There is a patch in 3.1.0-7 for powerpc / ppc*64 systems:


   Index: openmpi-3.0.1~rc1/opal/include/opal/sys/powerpc/atomic.h
   ===
   --- openmpi-3.0.1~rc1.orig/opal/include/opal/sys/powerpc/atomic.h
   +++ openmpi-3.0.1~rc1/opal/include/opal/sys/powerpc/atomic.h
   @@ -27,6 +27,13 @@
  * On powerpc ...
  */

   +/* Hack on Debian. See: https://github.com/open-mpi/ompi/issues/2055
   + *   -- amck, 2016-09-05
   + */
   +#undef OPAL_GCC_INLINE_ASSEMBLY
   +#define OPAL_GCC_INLINE_ASSEMBLY 1
   +
   +
 #define MB()  __asm__ __volatile__ ("sync" : : : "memory")
 #define RMB() __asm__ __volatile__ ("lwsync" : : : "memory")
 #define WMB() __asm__ __volatile__ ("lwsync" : : : "memory")

I've just checked and this fix is no longer needed. It may be 
interfering with the locking primitives used and hence I've removed it 
(in git).


Simarly for a patch for arm64 (note: not armel, so possibly not relevant 
for #902041).


I'm uploading a release with these removed.


Regards

Alastair




On 22/06/2018 09:18, Ansgar Burchardt wrote:

Source: openmpi
Version: 3.1.0-7
Severity: important

OpenMPI 3 on ppc64el seems unstable: the test suite for dune-grid only
passes ~30% of the time on ppc64el. In the other cases it hangs in MPI
communication or gets unexpected results.
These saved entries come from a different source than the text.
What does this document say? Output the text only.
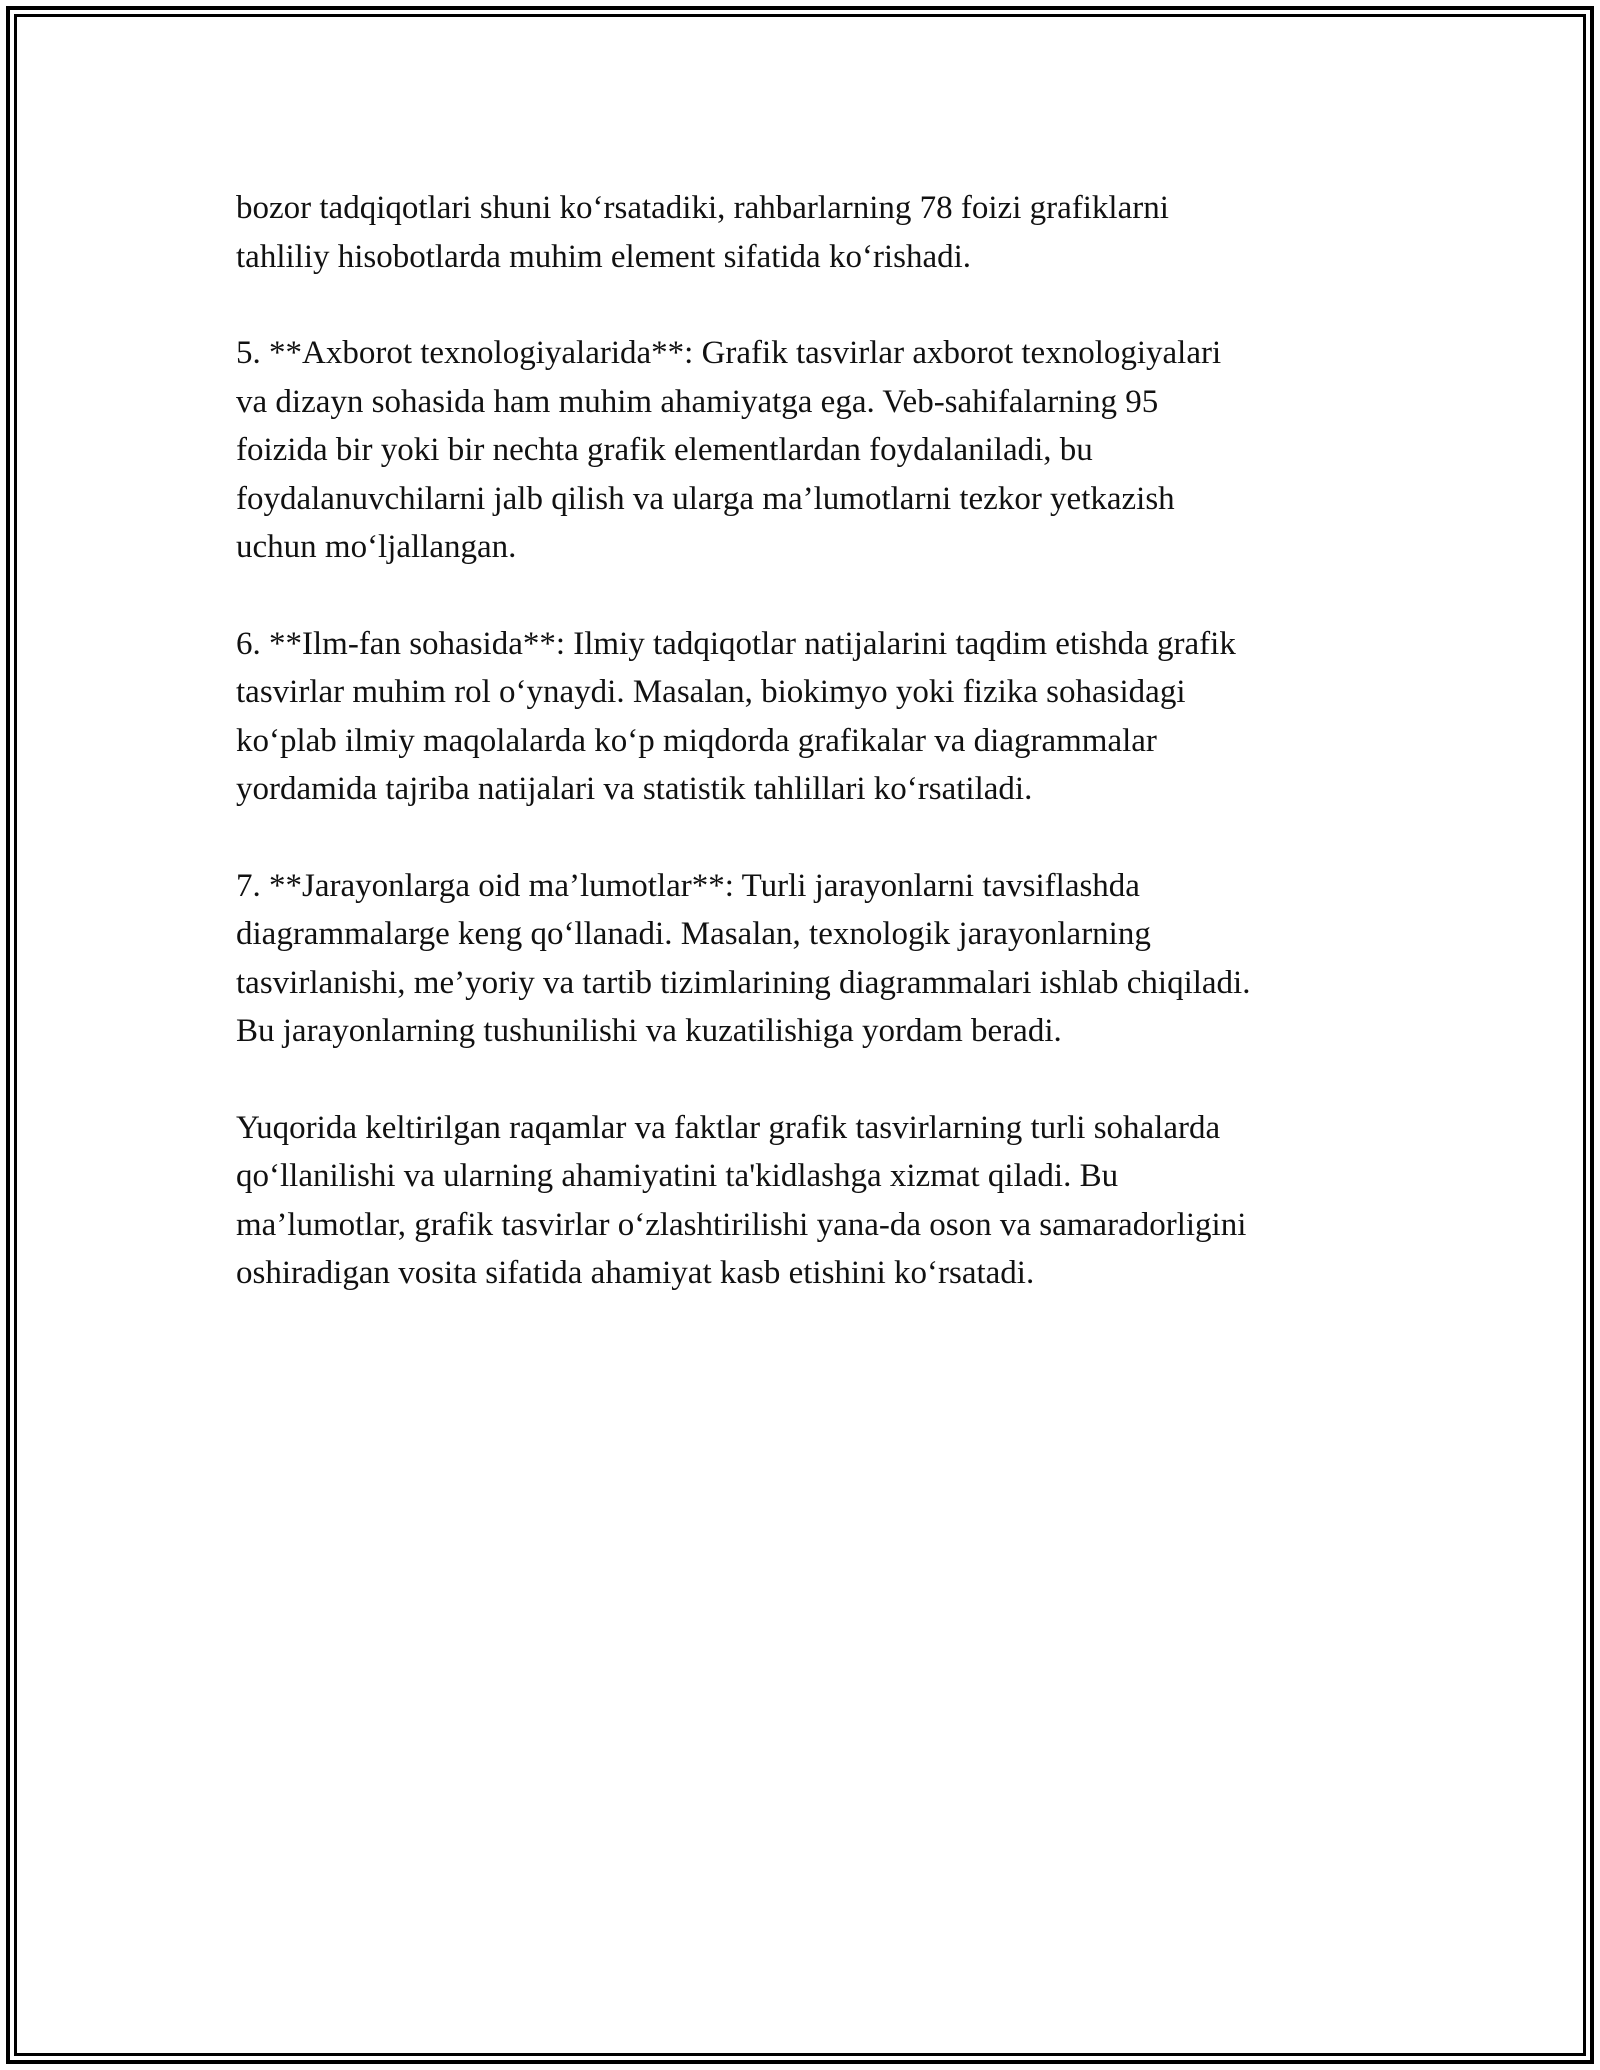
bozor tadqiqotlari shuni koʻrsatadiki, rahbarlarning 78 foizi grafiklarni
tahliliy hisobotlarda muhim element sifatida koʻrishadi.

5. **Axborot texnologiyalarida**: Grafik tasvirlar axborot texnologiyalari
va dizayn sohasida ham muhim ahamiyatga ega. Veb-sahifalarning 95
foizida bir yoki bir nechta grafik elementlardan foydalaniladi, bu
foydalanuvchilarni jalb qilish va ularga ma’lumotlarni tezkor yetkazish
uchun moʻljallangan.

6. **Ilm-fan sohasida**: Ilmiy tadqiqotlar natijalarini taqdim etishda grafik
tasvirlar muhim rol oʻynaydi. Masalan, biokimyo yoki fizika sohasidagi
koʻplab ilmiy maqolalarda koʻp miqdorda grafikalar va diagrammalar
yordamida tajriba natijalari va statistik tahlillari koʻrsatiladi.

7. **Jarayonlarga oid ma’lumotlar**: Turli jarayonlarni tavsiflashda
diagrammalarge keng qoʻllanadi. Masalan, texnologik jarayonlarning
tasvirlanishi, me’yoriy va tartib tizimlarining diagrammalari ishlab chiqiladi.
Bu jarayonlarning tushunilishi va kuzatilishiga yordam beradi.

Yuqorida keltirilgan raqamlar va faktlar grafik tasvirlarning turli sohalarda
qoʻllanilishi va ularning ahamiyatini ta'kidlashga xizmat qiladi. Bu
ma’lumotlar, grafik tasvirlar oʻzlashtirilishi yana-da oson va samaradorligini
oshiradigan vosita sifatida ahamiyat kasb etishini koʻrsatadi.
I haven't been able to find a simpler test case yet (unlike armel,
#902041).

(Maybe related: on powerpc all MPI tests in dune-grid just run into a
timeout, but that one is not a release arch so I care less.)

Ansgar


--
Alastair McKinstry, , , 
https://diaspora.sceal.ie/u/amckinstry
Commander Vimes didn’t like the phrase “The innocent have nothing to fear,”
 believing the innocent had everything to fear, mostly from the guilty but in 
the longer term
 even more from those who say things like “The innocent have nothing to fear.”
 - T. Pratchett, Snuff



Bug#902101: openmpi: OpenMPI 3 on ppc64el seems unstable

2018-06-22 Thread Ansgar Burchardt
Source: openmpi
Version: 3.1.0-7
Severity: important

OpenMPI 3 on ppc64el seems unstable: the test suite for dune-grid only
passes ~30% of the time on ppc64el. In the other cases it hangs in MPI
communication or gets unexpected results.

I haven't been able to find a simpler test case yet (unlike armel,
#902041).

(Maybe related: on powerpc all MPI tests in dune-grid just run into a
timeout, but that one is not a release arch so I care less.)

Ansgar